See update below.
Using soliders as props in a staged “conversation”: Disgusting.
Letting the rehearsal be videotaped: Idiotic.
Ask yourself: Would this stuff be happening if Karl Rove were still alive?
Update Glenn Reynolds seems to think that the “conversation” was no more staged than “Meet the Press.” Has he listened tothe tape?
Not only is it obvious that the soldiers are reciting set-piece speeches — note that when GWB interrupts one of them, she goes back to the beginning and recites it over in the same words — but Alison Barber, the deputy chief Pentagon flack who runs the prep session, gives special instructions about what to do “if he gives us a question that’s not something we’ve scripted,” treating that as an unexpected occurrence.
So when Scott McClellan was asked at the morning briefing whether the “conversation” had been scripted and said “No,” he was telling an untruth.
As for Glenn’s “Meet the Press” comparison, I’ve done my share of TV interview shows, and I’ve never done a rehearsal. That’s what “live and unrehearsed” means. The topic is known in advance, but never, in my experience, the questions.
Jason Steenwyck (to whom Glenn links approvingly) notes that “I have an agenda, distributed in advance, listing what I want to talk about when I hold a company level training meeting.” Right. Nothing wrong with that.
But today’s show wasn’t a training meeting or a morale-boosting effort for the troops. It was a political propaganda exercise aimed at the domestic audience. And it was staged.

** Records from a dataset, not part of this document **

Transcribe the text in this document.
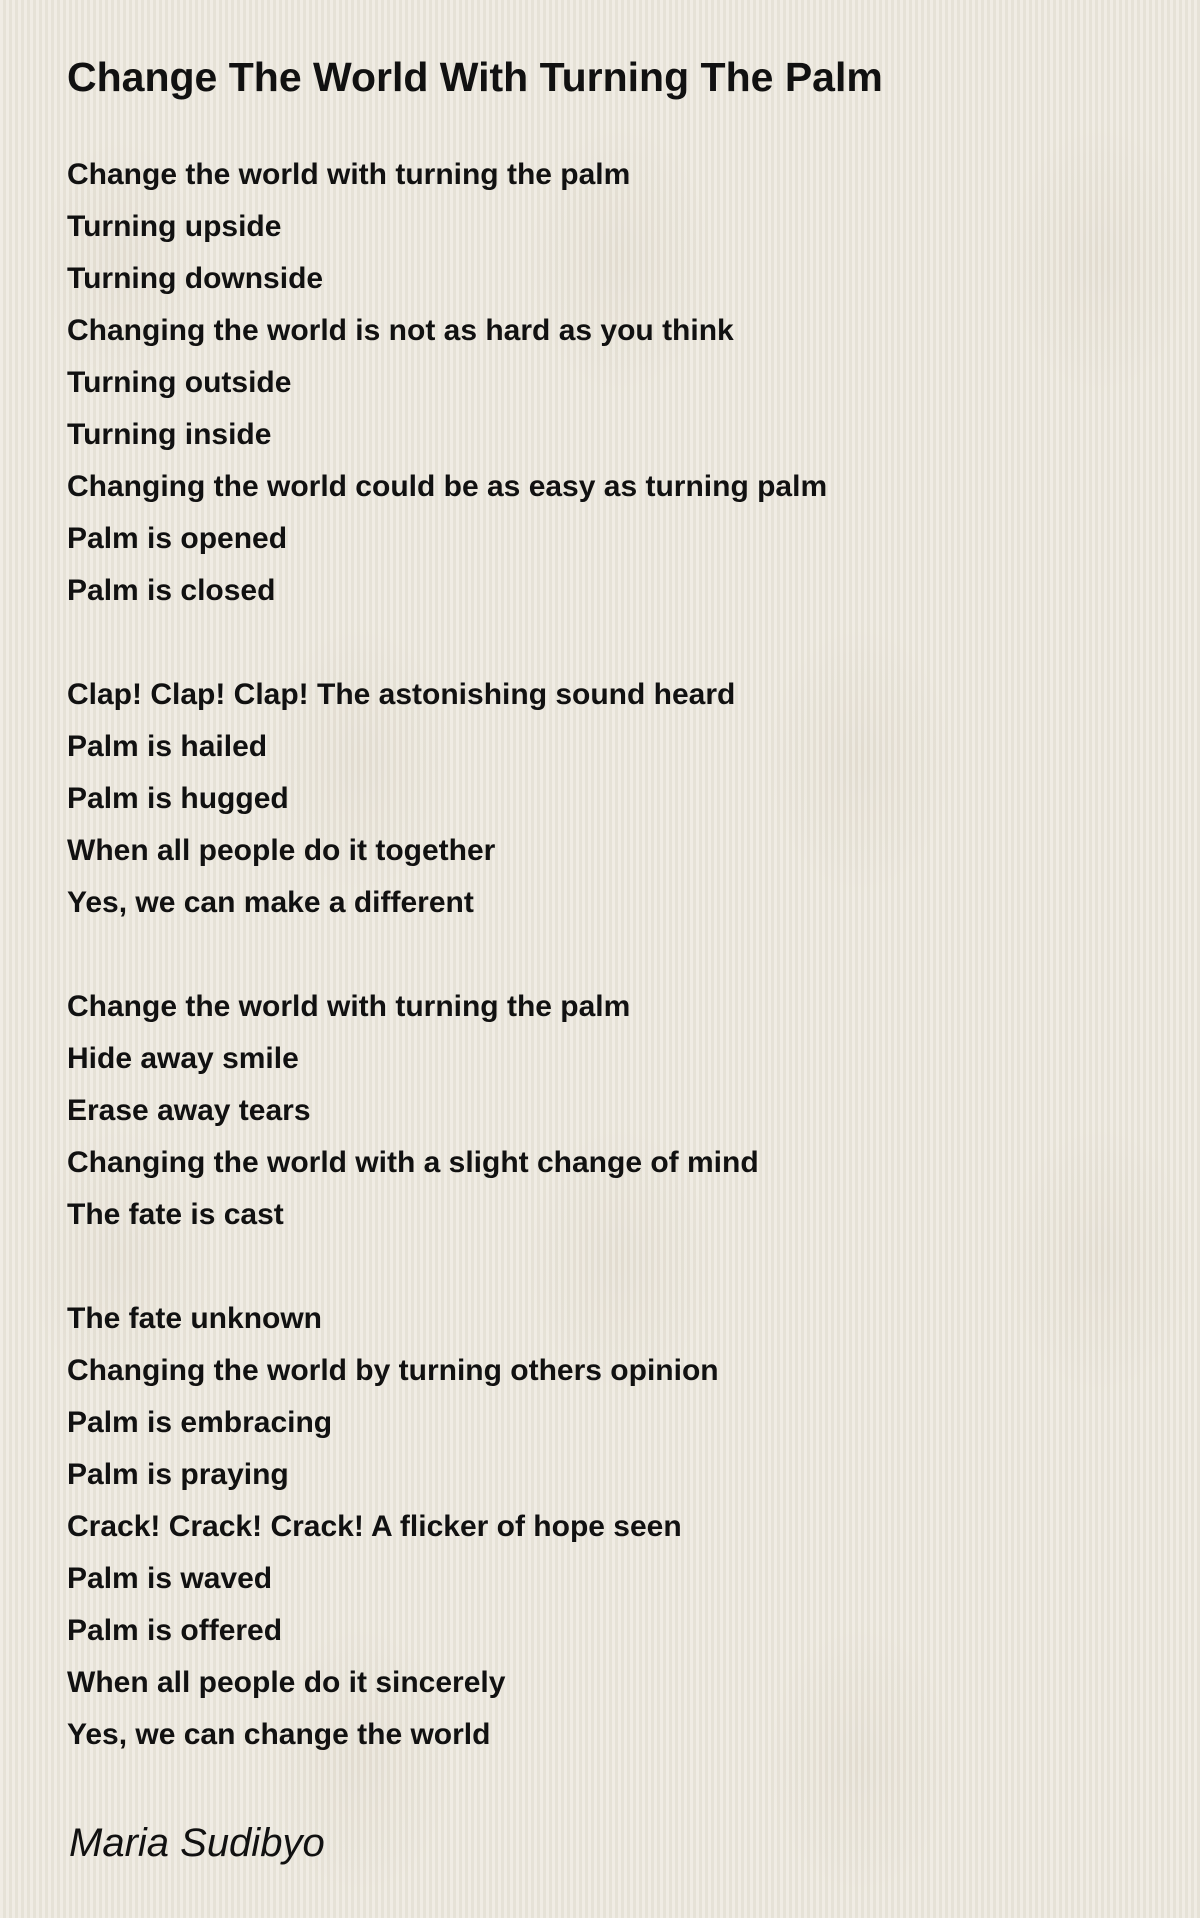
Change The World With Turning The Palm
Change the world with turning the palm
Turning upside
Turning downside
Changing the world is not as hard as you think
Turning outside
Turning inside
Changing the world could be as easy as turning palm
Palm is opened
Palm is closed
Clap! Clap! Clap! The astonishing sound heard
Palm is hailed
Palm is hugged
When all people do it together
Yes, we can make a different
Change the world with turning the palm
Hide away smile
Erase away tears
Changing the world with a slight change of mind
The fate is cast
The fate unknown
Changing the world by turning others opinion
Palm is embracing
Palm is praying
Crack! Crack! Crack! A flicker of hope seen
Palm is waved
Palm is offered
When all people do it sincerely
Yes, we can change the world
Maria Sudibyo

That doesn’t mean that the soldiers at the meeting weren’t saying what they believed. But were they a random sample of the troops in Iraq, or were they chosen precisely because they believed what the President wanted his audience to hear? And were they free to speak their minds, or did they understand that not playing up to the Commander-in-Chief might have unfortunate consequences for their careers? And did they have “help” in composing those set-piece speeches? I don’t think those questions are very hard to answer.